When President Donald Trump proposed using the military to quell the violent riots tearing up our country in 2020, the Left portrayed it as an intolerable authoritarian instinct. But now National Guard troops are on New York City subways to help maintain order — courtesy of left-wing governor Kathy Hochul — and what’s the reaction?
Barely a peep.
Critics may say it’s not hard understanding why the Guard, along with NYS troopers, are being recruited to help the New York Police Department do the job the latter used to do alone:
The Left’s war on the police has caused the NYPD’s numbers to shrink along with its morale.
In fact, the department lost approximately 3,000 officers last year, and currently sees an average of 200 a month quitting the force. Consequently, the corps has shrunk from a 2000 high of 40,285 officers to just under 34,000 (as of one year ago) — all while NYC’s population increased markedly.
Other cities have also experienced law-enforcement officer shortages. For instance, Pittsburgh just announced that owing to its “seriously understaffed force,” it “will no longer respond to certain calls labeled ‘in-progress emergencies,’ such as harassment, theft, and burglary alarms,” reports American Military News.
Of course, if you wanted to ultimately federalize the police, rendering them incapable of doing their jobs would be the first step.
WREG-TV Memphis reports on Hochul’s plans:
Hundreds of New York National Guard members will be heading to the New York City subway system, Gov. Kathy Hochul announced Wednesday [3/6]. That’s just one part of a series of changes coming to the city’s trains after a string of high-profile crimes across the New York City subway system — including two back-to-back shootings that killed two people in the Bronx and a slashing in Brooklyn.
Hochul, a Democrat, said she will deploy 750 members of the National Guard to the subways to assist the New York Police Department with bag searches at entrances to busy train stations.
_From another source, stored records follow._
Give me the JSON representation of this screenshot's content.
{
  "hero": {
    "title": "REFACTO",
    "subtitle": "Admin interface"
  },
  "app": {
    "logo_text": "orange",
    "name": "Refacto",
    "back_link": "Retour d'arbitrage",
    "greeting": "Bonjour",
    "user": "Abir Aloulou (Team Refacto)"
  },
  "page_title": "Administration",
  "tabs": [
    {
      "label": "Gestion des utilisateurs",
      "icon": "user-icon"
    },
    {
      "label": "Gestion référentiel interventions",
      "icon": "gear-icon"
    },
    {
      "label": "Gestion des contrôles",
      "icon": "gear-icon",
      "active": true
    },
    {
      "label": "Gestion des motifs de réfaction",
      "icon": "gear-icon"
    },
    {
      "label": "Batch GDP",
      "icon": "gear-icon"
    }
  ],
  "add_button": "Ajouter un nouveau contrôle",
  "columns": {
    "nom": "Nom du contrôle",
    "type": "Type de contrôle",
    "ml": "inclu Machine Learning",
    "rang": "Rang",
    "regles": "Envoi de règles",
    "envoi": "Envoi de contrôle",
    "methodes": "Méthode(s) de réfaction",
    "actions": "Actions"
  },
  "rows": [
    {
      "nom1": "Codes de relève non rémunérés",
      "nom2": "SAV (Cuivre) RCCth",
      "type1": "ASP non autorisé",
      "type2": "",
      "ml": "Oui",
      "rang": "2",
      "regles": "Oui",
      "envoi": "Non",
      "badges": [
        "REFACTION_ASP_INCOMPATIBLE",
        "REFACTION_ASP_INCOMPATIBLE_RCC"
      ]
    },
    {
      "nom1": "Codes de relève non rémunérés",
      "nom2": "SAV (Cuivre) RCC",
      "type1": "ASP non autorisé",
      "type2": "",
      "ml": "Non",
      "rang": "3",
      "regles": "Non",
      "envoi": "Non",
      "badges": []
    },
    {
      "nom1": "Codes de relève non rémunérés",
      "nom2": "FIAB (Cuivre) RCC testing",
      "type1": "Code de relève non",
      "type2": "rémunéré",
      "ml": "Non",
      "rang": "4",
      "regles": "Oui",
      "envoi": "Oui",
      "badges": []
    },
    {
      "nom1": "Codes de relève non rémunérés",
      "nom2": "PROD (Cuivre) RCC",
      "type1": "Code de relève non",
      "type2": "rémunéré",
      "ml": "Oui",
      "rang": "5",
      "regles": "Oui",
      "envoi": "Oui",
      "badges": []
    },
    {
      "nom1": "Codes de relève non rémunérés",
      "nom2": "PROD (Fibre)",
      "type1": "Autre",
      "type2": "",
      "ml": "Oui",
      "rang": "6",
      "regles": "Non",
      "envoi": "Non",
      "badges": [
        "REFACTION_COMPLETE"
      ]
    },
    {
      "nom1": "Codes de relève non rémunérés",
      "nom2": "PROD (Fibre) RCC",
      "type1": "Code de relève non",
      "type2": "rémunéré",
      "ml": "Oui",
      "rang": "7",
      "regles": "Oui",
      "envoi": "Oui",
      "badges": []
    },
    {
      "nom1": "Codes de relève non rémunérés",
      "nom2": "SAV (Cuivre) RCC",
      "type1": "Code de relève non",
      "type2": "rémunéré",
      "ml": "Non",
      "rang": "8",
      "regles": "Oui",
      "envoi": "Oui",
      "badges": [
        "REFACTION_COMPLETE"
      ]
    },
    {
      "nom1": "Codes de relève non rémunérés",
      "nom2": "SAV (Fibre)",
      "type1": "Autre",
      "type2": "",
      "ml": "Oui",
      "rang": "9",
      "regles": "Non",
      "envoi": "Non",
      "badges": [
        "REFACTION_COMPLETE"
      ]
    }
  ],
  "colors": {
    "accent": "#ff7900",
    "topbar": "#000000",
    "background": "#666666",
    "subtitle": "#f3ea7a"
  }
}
“For people who are thinking about bringing a gun or knife on the subway, at least this creates a deterrent effect. They might be thinking, ‘You know what, it just may just not be worth it because I listened to the mayor and I listened to the governor and they have a lot more people who are going to be checking my bags,’” Hochul said at a news conference.
The deployment of the National Guard would bolster an enhanced presence of NYPD officers in the subway system. The governor said she will also send 250 state troopers and police officers from the Metropolitan Transportation Authority, a state agency, to help with the bag searches.
Below is a video report on the story.
All this said, some are objecting to Hochul’s plan. For example, why “not resume allowing the local police to do their job?” asks American Thinker’s Pamela Garber. “Why not let judges do their jobs by ending bail reform? Why does local crime need to be outsourced to the National Guard when it had been handled effectively at the local level in years past?”
Of course, the answer is that left-wing demagogues handcuffed the police, particularly in the 2020 George Floyd riots’ wake.
But Garber addresses this, with an analogy:
The National Guard is like Amazon, the big savior who surpasses all competition. The local police are like small businesses, left out in the cold and replaced by Amazon. And the local government is like a parent with Munchausen syndrome by proxy. The Munchausen parent creates his child’s illness; fosters it; and, instead of plain parenting, gets the Amazonesque government to take control.
Like a small business, the local police are being pushed aside by the bigger, supposedly more capable National Guard. And who created this problem of criminals being out and about in high volume and conditioned to getting a “never go to jail and stay free” card? Now that the Munchausen government can solve crime in place of local police, will we ever get our police presence back at the local level? And where does the outsourcing of our problems stop?
In truth, minimizing crime isn’t rocket science. For starters, and as NYC mayor Eric Adams (who’s generally a cause of the woes) correctly pointed out, “We have a recidivist problem. Just 38 people who were arrested for assaulting just transit workers … committed 1,126 crimes in our city.”
Actually, though, every criminal-coddling jurisdiction has a recidivism problem. As the DOJ related in 2016, “A very small fraction of individuals who commit crimes — about 2 to 5 percent — are responsible for 50 percent or more of crimes.”
In other words, locking up the small number of habitual offenders eliminates most crime immediately. Yet this won’t happen if George Soros-appointed prosecutors effect revolving-door “justice.”
History is instructive, too, as the necessary crime remedies have been effected before — in NYC itself. That is, the metropolis was once more dangerous than today. Yet policies embraced decades ago by then-major Rudolph Giuliani changed this, transforming the Big Apple from a murder capital recording 2,262 homicides in 1990 to a remarkably safe big city with, in its best subsequent year, fewer than 300 killings. I examined this in the 2022 New American essay “How NYC Won the War on Crime.”
Of course, though, a prerequisite for winning a war on crime is wanting to. And observing many of our leaders, some could conclude that crime is the war they’re waging on the people.